Writing is, as usual, playing second fiddle to life. But it’s how that’s happening that is the surprise to me. First off, I was unemployed for months, before getting a part time job just last week, so I was vitally interested in the question of extending unemployment, which means I was haunting Twitter at odd hours to see if anyone had an update on Congress’s decisions. This is not something I’ve done much before, because although I am a Twitter fan, I always thought you could get in and out fairly quickly. When you’re dealing with congressional decisions (or for that matter government on the local level, which also has my attention) nothing goes quickly.

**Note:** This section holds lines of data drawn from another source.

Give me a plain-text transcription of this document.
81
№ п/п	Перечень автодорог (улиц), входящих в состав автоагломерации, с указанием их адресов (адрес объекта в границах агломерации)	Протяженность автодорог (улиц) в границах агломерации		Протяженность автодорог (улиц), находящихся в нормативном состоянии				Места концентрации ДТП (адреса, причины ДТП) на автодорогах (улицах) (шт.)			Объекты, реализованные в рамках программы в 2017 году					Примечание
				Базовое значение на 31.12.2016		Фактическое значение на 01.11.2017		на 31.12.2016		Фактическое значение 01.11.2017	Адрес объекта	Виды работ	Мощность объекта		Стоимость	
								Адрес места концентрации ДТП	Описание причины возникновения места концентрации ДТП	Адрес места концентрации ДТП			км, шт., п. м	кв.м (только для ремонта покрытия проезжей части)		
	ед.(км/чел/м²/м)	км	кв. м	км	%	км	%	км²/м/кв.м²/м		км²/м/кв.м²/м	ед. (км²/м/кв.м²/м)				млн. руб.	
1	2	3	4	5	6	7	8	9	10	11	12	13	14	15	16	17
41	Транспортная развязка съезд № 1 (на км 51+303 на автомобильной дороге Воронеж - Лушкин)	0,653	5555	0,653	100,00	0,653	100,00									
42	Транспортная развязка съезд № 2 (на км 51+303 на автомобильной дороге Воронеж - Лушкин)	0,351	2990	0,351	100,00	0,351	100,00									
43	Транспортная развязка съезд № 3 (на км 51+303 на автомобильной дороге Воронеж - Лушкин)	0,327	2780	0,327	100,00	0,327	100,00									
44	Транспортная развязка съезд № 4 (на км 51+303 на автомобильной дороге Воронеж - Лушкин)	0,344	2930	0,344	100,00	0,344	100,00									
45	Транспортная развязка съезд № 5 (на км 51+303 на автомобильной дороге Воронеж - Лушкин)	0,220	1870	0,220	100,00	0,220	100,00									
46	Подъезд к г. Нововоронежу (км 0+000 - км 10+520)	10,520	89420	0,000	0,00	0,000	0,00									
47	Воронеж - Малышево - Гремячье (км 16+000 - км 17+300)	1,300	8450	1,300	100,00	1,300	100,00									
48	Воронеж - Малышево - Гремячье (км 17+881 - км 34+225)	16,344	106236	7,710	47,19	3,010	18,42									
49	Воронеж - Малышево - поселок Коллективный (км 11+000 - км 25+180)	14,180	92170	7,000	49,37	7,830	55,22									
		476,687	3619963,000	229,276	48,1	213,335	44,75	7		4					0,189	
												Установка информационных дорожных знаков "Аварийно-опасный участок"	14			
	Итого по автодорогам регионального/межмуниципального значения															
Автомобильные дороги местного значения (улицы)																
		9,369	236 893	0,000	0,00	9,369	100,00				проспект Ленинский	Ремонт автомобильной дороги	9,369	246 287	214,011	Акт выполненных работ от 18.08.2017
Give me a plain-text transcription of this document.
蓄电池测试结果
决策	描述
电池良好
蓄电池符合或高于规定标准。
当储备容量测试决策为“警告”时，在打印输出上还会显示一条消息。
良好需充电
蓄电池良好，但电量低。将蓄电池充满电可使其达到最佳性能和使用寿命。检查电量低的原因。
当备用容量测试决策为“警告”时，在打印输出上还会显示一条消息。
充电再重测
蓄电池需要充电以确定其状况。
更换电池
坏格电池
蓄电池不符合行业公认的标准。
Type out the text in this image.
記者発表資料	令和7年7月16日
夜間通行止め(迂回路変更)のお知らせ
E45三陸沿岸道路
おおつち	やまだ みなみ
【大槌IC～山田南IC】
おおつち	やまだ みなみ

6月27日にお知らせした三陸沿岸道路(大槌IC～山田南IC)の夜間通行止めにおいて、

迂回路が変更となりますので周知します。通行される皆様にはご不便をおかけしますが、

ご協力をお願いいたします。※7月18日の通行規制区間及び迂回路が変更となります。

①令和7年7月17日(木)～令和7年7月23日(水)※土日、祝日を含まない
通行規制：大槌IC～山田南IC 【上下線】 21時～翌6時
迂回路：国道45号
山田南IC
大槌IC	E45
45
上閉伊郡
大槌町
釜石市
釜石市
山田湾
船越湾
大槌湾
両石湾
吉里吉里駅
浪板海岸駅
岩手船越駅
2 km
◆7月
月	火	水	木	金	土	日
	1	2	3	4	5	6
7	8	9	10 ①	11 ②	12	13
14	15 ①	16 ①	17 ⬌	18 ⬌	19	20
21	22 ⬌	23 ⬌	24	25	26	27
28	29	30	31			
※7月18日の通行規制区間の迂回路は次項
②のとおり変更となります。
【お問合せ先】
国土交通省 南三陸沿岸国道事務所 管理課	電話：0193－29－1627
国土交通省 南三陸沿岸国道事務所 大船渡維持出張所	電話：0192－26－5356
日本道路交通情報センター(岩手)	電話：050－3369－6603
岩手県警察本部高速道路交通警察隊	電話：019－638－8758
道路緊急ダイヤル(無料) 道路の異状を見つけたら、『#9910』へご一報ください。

Also, I have only had a smart phone for a matter of months now. When I got it for my birthday, I was convinced it was going to make life easier, be a wonderful time saver and that I would not be like all of my kids who are on it incessantly. Wrong. The intentions are good. I can check email, figure out tomorrow’s weather so I can plan what I’m going to wear and wear the darn thing on my arm so I can listen to music and track my run, but the actions are time consuming. I am constantly looking up things that don’t really matter (EG: Was Lou Ferrigno really on Star Trek Continues? Why does Pandora quit on me half way through the run and what is up with this gps telling me I’m running 85 miles an hour?) and I spend endless time trying to figure out how to make the phone do the things I want the phone to do.
Last but not least, there is my real life, where my daughter is getting married and my son has just presented me with my first ever grandchild. Life is wonderful but decisions on what cabinet latch will best baby proof my home and what color of gray we need for my husband’s suit to give away the bride are…time consuming.
The difference is my reaction this time. I’m going with the flow. I want to write. I will write again. Soon. But if it doesn’t happen right now, well, I’m storing up a heck of a lot of experience to write about.